Two MDRT members, Esther Hu and Peline Toon from Malaysia, share their insights on how advisors can navigate these changes and better support their clients in making informed insurance decisions.
Understanding the coverage of advanced treatments
Breakthroughs in medical technology are reshaping healthcare globally, with Malaysia emerging as a key player in the adoption of advanced treatments. Innovations such as robotic-assisted surgery, brachytherapy for cancer, and stem cell transplants are becoming more accessible, offering patients minimally invasive procedures, improved recovery times, and better health outcomes.
However, according to Esther Hu, a 14-year MDRT member, many policyholders remain unaware of the coverage gaps in their health insurance plans. Most focus solely on annual limits, lifetime limits, and room and board rates, often overlooking whether their policies cover these cutting-edge medical procedures. This can lead to unexpected financial burdens, with clients assuming they are protected — only to find out their plan excludes essential treatments.

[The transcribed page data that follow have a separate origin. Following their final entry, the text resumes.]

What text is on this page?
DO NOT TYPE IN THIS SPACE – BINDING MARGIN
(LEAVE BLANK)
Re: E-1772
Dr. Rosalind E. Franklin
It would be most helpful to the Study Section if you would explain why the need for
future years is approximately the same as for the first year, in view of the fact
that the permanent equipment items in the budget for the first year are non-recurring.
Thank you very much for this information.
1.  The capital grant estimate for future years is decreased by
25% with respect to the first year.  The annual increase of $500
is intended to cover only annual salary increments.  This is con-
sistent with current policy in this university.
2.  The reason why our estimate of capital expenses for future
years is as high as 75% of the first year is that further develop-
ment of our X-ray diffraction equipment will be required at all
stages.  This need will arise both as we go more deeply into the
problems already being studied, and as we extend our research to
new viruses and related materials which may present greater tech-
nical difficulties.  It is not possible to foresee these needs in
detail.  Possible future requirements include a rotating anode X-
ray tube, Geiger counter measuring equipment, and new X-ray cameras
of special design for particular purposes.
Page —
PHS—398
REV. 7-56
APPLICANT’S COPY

She advises, “Many clients don’t realise that not all policies cover the latest treatments. Advisors should help clients carefully examine their coverage and ensure they aren’t paying for plans that exclude key medical advancements.” This means advisors must take a proactive role in educating clients about policy exclusions and guiding them to choose plans that align with their healthcare needs. During policy renewals, financial advisors should help clients navigate the fine print, ensuring they receive the best possible coverage without unexpected gaps in protection.
High annual medical limits for worst-case scenarios
Since 2024, Malaysia has seen a shift towards medical insurance plans offering significantly higher annual limits, up to RM10 million, compared to the previous RM1 to 2 million cap. This change reflects the rising costs of critical care, particularly for long-term hospitalization, end-of-life care, and life support expenses.
To take advantage of this point, advisors may position high-limit medical insurance as an essential financial safeguard, helping clients understand how these policies prevent severe financial strain in medical emergencies. Hu highlights, “Medical costs can escalate quickly, especially for severe illnesses. I always remind my clients that having a high-limit policy can be the difference between financial security and financial distress.” Using real-life case studies, she illustrates how inadequate coverage leaves families vulnerable, reinforcing the need for higher protection limits.
Mental and psychological health coverage
In another trend, mental health awareness is increasing, with Malaysia’s adolescent depression rates currently at 18%. The demand for policies covering psychological conditions — such as depression and anxiety — has grown, particularly among corporate clients who prioritize employee well-being. Peline Toon, a seven-year MDRT member, shares, “Mental health is just as important as physical health. More companies are realizing this, and as advisors, we can encourage businesses to include mental health coverage in their employee benefits.”
As more businesses integrate mental health benefits into employee insurance plans, companies in high-stress industries will recognize their value—especially as these efforts align with Malaysia’s National Strategic Plan for Mental Health 2020-2025, which aims to reduce adolescent depression rates to 10% by 2025.
Supporting an aging population with longer life expectancy
Malaysia’s aging population is set to exceed 15% of the total population by 2050. With life expectancy increasing, financial security in old age is becoming a priority. Clients are looking for insurance solutions that include retirement savings options, assisted living coverage, and long-term financial planning.
Toon advises, “It’s crucial for clients to have a plan beyond Employee Provident Fund savings. I always recommend looking at annuities or investment-linked policies to create a stable income for their retirement. Advisors should guide clients toward these policies to ensure sustainable income streams while also helping families prepare for eldercare expenses. This not only eases the financial burden on younger generations but also ensures aging parents receive the support they need.”
The shift toward private and overseas education
Locally, more families are opting for private and overseas education for their children. However, rising tuition fees and fluctuating exchange rates make financial planning increasingly complex. Toon notes, “Parents often underestimate how quickly education costs can rise. The earlier they start planning, the easier it will be to manage these expenses without financial strain.”
Helping clients develop structured education savings plans ensures they can budget effectively for future tuition costs. By showcasing case studies of successful early planning strategies, Toon reinforces the importance of starting these savings plans sooner rather than later.
Preparing clients for the future
As insurance needs evolve, MDRT advisors play a crucial role in ensuring clients receive comprehensive, forward-thinking coverage. By staying informed about emerging trends and proactively educating clients, financial advisors can provide valuable guidance in navigating Malaysia’s changing insurance landscape. With a focus on tailored solutions, structured financial planning, and proactive client engagement, MDRT members can help their clients secure financial stability and peace of mind for the years ahead.